Jesus did not say a word. Only when they kept questioning Him did He raise Himself up to say, “He who is without sin among you, let him throw a stone at her first.” They went out one by one, as they were convicted by their conscience.

v10-11 When Jesus had raised Himself up and saw no one but the woman, He said to her, “Woman, where are those accusers of yours? Has no one condemned you?” She said, “No one, Lord.” And Jesus said to her, “Neither do I condemn you; go and sin no more.”

In gentleness, Jesus dealt with the teachers of the law and the woman. We may not know the tone Jesus used, but from His actions, we understand the following: He was in no rush to answer the teachers of the law. He kept silent and wrote on the ground. When they pressed Him, He didn’t rebuke them. He just said a simple sentence. “He who is without sin among you, let him throw a stone at her first.” Finally, He forgave the woman - this is the emphasis of the story. According to the law of Moses, the adulterous woman deserves death, but Jesus gave her a second chance.

Gal 6:1
Brethren, if a man is overtaken in any trespass, you who are spiritual restore such a one in a spirit of gentleness, considering yourself lest you also be tempted.

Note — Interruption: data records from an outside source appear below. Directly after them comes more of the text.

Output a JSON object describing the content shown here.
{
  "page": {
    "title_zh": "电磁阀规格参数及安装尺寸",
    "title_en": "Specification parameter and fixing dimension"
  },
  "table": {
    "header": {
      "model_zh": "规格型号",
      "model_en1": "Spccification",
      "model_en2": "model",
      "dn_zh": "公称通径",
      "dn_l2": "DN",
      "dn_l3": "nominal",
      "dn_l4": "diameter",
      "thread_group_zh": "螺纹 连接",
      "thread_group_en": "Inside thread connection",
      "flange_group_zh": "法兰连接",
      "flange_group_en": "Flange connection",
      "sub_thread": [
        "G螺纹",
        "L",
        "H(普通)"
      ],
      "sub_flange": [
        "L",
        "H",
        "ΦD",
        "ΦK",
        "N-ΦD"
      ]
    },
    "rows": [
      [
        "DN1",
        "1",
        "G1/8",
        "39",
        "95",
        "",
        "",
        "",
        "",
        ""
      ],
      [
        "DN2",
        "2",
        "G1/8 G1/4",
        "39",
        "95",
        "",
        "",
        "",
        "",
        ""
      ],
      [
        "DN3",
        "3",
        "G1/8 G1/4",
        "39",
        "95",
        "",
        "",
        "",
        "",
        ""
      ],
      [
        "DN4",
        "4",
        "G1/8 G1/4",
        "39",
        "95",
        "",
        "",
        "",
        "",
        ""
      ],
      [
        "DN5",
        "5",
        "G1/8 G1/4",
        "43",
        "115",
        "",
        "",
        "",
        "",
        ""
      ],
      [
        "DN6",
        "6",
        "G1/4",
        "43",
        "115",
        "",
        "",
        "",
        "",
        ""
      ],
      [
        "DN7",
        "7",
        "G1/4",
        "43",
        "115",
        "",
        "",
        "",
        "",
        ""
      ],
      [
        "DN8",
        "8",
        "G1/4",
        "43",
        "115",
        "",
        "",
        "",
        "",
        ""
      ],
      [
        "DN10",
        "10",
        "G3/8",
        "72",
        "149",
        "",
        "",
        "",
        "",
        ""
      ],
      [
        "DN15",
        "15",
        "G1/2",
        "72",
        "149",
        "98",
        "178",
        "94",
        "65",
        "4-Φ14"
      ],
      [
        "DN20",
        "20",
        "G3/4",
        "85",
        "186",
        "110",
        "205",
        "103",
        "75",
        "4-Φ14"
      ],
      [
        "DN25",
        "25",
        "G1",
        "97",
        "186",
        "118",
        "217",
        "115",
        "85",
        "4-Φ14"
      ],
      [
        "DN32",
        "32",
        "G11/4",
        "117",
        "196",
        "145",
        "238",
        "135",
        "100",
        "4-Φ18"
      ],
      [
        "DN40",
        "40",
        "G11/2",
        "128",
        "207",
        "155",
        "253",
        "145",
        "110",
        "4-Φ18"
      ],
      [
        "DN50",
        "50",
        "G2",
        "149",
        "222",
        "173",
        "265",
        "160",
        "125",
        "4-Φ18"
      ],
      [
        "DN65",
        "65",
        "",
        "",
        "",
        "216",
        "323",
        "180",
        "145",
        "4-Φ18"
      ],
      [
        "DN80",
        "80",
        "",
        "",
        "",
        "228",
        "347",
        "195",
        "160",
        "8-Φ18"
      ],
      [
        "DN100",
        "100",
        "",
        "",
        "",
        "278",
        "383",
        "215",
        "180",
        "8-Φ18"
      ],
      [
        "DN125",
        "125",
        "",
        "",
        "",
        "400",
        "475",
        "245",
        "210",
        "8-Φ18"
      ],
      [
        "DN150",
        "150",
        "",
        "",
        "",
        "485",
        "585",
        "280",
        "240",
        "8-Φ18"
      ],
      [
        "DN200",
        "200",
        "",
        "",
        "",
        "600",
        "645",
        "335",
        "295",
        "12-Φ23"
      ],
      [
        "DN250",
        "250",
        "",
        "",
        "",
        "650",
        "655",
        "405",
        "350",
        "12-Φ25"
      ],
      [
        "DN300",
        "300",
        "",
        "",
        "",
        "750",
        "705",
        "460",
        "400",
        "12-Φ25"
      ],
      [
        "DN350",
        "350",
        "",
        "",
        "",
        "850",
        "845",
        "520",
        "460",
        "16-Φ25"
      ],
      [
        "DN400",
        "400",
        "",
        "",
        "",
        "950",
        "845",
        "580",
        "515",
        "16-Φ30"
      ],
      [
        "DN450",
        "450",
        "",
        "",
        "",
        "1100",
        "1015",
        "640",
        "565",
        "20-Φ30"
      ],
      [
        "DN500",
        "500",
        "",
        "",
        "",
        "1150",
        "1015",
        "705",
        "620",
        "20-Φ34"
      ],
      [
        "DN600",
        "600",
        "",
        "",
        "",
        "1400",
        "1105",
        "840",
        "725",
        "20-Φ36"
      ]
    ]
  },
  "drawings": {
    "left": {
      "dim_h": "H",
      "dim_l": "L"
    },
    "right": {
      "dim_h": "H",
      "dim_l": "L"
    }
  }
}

This is the attitude we ought to have when dealing with a brother or sister who has been overcome by sin. We who are spiritually need to be gentle so we can restore them. But Paul advises us to watch ourselves lest we be tempted.

Jesus was known as a friend of sinners, but He remained sinless. He led a watchful life and was very sensitive to sin. As we gently restore those who have fallen, we ourselves need to be gentle. We are accepting of the sinner, but we don’t condone sin. Our words don’t accommodate the sin but focus on bringing the sinner back.

Prov 15:4
A wholesome tongue is a tree of life, But perverseness in it breaks the spirit.

wholesome = healing

In Revelation, there are trees at the river whose leaves can bring healing to the nations (Rev 22:2). We too should bring healing to others. We may not be able to forgive sins like Jesus, but with gentle words, we can restore a brother/sister. Because the word of God contains life and is able to heal others of their sickness. We ought to have a gentle heart and spirit as we restore our fellow brethren.

May God guide our hearts and tongues so we speak words that edify and heal others instead of hurting others.